What are modern facial recognition technologies based on?

One of the directions of computer vision development is face recognition technology. Currently, there is a huge variety of facial recognition systems, ranging from the face localization technology in smartphones to complex systems that can find a person in a crowd. In this article we will discuss the principles on which modern facial recognition systems are based.

To explain how AI recognizes faces, we need to understand how people distinguish each other’s faces. In the picture below, you can see how someone’s eyes move when looking at a face.

This means that a person first sees the image as a whole, then identifies specific parts like eyes, nose, chin, forehead, ears, recognises the features of the face, and after that perceives a holistic image and recognizes a person.

In a conversation, a person intermittently focuses their attention on just a part of the face, while the rest of it is perceived in less detail, periodically switching their attention to see the whole face.

Fig. 1. Stabilized images usually fade out.

The remaining visible parts of the profile are always meaningful elements or groups of elements (face, upper half of the face).

Nevertheless, the human brain perceives the image as stable and constant, despite the movement of the eyes and the body of the viewer as well as the movement of the perceived objects.

On this basis, the following stages of recognizing a human face by a computer can be distinguished: feature extraction, preliminary analysis, hypothesize, hypothesis testing (comparison of images with a standard taken from memory).

Ways to recognize faces in general

There are several ways to recognize faces. The first method is a geometric comparison based on the recognition of facial elements. Despite the slight differences in the elements of faces, the overall image will be correctly recognized as a human face.

The second method is a reference comparison. The image, presented as an array of bytes, is compared with the standard whole face. Several standards are used to recognize faces from different angles.

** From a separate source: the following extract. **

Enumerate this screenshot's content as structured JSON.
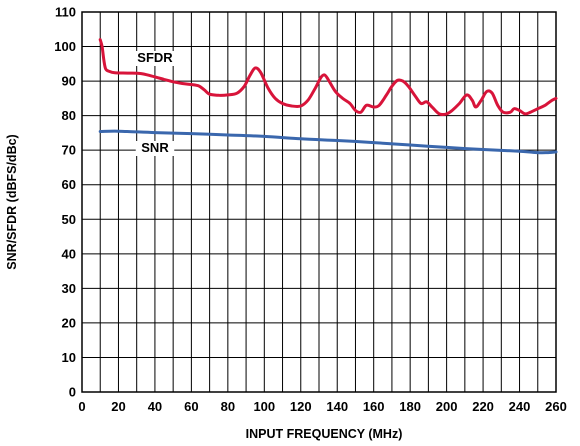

The third approach is when a person is represented as a set of small standards.

A more complex method is the use of a single standard with a basic face model, which makes it possible to evaluate the transformation of a recognizable face when the viewing angle is changed. That is, the computer by reference comparison identifies the elements of the face (eyes, nose, mouth) in the image, and then normalizes the image in scale and orientation in space.

Another way of recognizing faces utilizes neural networks. Due to a large amount of data, neural networks are able to recognize a person’s face from all angles and under different lighting. But this method is infrequently used as it is only effective for recognizing a certain set of faces.